Most systems-biological experiments study genetic and biochemical interactions at a single time point. But many interesting biological processes involve temporal or spatial dynamics - for example, cell migration down a gradient of chemoattractant or a pulse of signaling in response to an extracellular growth factor - and so another form of higher-dimension systems biology will be the study of how cellular modules change over space and time. Another area in which dimensionality is likely to increase is where the assay is used as a readout. The most common assays are the simplest: cell growth and reporter gene expression. As high throughput mass spectrometry, transcriptional profiling, and DNA sequencing become more common, assays that scan an entire genome, proteome, or metabolome will generate richer data for each set of perturbations.

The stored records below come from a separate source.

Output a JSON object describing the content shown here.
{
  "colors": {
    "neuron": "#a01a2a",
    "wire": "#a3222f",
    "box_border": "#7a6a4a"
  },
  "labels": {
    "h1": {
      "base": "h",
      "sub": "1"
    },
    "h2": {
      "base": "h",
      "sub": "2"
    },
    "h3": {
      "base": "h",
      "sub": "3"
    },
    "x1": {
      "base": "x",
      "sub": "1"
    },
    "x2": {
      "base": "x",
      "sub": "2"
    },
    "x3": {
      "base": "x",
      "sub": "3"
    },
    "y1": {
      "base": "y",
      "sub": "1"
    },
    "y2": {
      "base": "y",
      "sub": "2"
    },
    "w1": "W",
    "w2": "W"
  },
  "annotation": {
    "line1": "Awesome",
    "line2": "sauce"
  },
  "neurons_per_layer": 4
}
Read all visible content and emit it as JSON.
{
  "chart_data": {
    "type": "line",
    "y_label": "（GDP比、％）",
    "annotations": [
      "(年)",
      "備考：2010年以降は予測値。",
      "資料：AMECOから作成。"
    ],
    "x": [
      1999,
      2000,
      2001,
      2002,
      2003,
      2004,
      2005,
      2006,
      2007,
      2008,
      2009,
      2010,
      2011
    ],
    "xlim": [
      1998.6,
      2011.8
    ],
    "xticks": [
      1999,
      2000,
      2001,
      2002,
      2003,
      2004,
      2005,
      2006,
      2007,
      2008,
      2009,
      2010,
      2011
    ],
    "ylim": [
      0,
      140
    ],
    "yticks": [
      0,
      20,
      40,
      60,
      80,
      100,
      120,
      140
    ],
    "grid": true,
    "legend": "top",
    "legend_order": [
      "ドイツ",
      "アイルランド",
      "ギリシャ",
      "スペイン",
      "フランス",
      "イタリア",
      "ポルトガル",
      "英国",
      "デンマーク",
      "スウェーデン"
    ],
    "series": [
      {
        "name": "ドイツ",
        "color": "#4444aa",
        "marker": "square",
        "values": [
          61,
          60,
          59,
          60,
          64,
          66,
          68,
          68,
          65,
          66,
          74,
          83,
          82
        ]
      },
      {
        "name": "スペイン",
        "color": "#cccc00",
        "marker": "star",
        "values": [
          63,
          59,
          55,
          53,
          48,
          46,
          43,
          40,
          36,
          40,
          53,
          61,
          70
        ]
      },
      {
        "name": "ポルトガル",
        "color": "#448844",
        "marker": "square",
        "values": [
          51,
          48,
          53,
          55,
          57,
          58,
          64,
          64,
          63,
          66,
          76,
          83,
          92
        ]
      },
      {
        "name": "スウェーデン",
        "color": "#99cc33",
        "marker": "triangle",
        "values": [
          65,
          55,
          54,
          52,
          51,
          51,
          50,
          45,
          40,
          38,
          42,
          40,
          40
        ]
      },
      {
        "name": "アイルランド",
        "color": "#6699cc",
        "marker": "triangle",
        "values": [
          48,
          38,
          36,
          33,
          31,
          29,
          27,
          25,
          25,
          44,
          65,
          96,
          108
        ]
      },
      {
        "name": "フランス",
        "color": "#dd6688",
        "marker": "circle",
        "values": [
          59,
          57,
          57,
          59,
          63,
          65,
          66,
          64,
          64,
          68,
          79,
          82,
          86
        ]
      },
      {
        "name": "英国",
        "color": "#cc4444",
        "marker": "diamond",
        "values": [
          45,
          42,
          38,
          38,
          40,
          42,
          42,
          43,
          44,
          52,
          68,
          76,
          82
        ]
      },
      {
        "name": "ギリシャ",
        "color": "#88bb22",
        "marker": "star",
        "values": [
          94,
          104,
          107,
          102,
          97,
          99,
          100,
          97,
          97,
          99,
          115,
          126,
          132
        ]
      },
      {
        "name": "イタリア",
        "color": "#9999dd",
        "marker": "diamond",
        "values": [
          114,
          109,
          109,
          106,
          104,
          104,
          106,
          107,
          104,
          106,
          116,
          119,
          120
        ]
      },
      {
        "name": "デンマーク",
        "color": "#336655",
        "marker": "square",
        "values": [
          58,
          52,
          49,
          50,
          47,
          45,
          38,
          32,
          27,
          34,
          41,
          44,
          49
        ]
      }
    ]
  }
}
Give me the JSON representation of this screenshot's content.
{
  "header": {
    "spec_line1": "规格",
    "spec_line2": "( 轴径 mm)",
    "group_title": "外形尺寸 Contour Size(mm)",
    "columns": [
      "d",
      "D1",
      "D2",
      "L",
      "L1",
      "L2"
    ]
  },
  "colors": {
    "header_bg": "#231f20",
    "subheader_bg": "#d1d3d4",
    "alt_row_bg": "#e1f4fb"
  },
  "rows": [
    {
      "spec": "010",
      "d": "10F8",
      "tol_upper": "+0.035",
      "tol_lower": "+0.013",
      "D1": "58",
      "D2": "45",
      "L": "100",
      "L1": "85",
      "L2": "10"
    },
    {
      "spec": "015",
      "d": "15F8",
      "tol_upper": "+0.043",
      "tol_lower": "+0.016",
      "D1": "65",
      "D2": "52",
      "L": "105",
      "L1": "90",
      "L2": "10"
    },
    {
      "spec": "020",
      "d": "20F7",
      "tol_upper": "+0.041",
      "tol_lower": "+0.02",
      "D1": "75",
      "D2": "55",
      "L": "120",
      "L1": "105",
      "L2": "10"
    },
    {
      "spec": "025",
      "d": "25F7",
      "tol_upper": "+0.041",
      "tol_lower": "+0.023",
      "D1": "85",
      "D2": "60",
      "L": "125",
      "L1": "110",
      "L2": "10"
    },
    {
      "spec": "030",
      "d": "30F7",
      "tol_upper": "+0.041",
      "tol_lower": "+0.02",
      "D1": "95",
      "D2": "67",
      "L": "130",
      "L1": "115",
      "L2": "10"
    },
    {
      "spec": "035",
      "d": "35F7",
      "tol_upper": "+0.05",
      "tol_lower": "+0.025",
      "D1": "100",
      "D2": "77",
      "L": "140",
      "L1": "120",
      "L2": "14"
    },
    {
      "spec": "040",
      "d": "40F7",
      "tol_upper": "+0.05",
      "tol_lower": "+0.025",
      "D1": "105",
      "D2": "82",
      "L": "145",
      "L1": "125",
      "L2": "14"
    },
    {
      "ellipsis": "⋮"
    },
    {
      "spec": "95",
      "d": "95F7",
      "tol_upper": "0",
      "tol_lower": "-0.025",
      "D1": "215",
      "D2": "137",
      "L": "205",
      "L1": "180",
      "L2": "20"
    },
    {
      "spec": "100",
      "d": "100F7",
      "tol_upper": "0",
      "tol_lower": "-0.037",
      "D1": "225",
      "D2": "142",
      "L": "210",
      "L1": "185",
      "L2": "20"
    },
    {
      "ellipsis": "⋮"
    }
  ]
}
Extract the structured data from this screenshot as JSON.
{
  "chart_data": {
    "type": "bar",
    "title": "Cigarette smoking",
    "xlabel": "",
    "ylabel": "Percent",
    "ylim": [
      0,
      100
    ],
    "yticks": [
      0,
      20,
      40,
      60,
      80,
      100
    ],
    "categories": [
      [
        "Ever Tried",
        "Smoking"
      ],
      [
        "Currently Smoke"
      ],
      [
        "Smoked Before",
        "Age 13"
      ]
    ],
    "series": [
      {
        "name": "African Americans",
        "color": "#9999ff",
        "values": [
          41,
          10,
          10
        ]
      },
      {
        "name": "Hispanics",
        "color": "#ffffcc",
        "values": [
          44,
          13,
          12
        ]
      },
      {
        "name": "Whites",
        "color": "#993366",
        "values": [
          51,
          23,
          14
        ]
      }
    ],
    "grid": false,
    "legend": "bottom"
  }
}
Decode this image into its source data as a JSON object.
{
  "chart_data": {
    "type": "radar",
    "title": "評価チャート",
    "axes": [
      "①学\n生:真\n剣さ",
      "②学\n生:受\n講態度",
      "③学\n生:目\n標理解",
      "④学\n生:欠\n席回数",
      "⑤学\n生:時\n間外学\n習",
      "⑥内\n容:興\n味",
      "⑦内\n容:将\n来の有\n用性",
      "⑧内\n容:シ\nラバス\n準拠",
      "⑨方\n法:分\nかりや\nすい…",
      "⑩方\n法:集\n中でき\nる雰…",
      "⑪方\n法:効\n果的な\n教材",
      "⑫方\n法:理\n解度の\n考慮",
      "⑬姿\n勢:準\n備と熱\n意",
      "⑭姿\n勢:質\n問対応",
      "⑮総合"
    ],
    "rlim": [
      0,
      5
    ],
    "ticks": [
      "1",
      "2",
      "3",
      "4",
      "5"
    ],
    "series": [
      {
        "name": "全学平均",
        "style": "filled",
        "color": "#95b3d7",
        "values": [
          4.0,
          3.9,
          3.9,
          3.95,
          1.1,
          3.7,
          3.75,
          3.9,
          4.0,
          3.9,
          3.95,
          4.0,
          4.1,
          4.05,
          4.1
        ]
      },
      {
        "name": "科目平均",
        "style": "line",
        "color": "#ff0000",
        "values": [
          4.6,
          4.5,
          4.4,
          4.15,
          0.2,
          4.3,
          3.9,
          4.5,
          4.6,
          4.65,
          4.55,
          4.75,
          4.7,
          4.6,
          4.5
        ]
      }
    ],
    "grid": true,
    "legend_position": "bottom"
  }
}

In conclusion, there are two reasons for systematic approaches gaining so much traction among biologists. First, screening all the genes or proteins in an organism is not that much more difficult than analyzing a small subset, and robotics and high-throughput screening techniques are now within the reach of most labs. Second, the costs of systems biology scale sub-linearly while the payoffs scale super-linearly. Put simply, screening 100 times as many genes yields more than 100 times the information; the additional information consists in learning how groups of genes behave, enabling functional modules to be identified and characterized. As a result, we believe systems biological approaches will be adopted broadly, perhaps even becoming standard practice in experiments on genetically tractable organisms. Indeed, broad acceptance of systematic approaches could render the term 'systems biology' obsolete, which would surely be a mark of its success.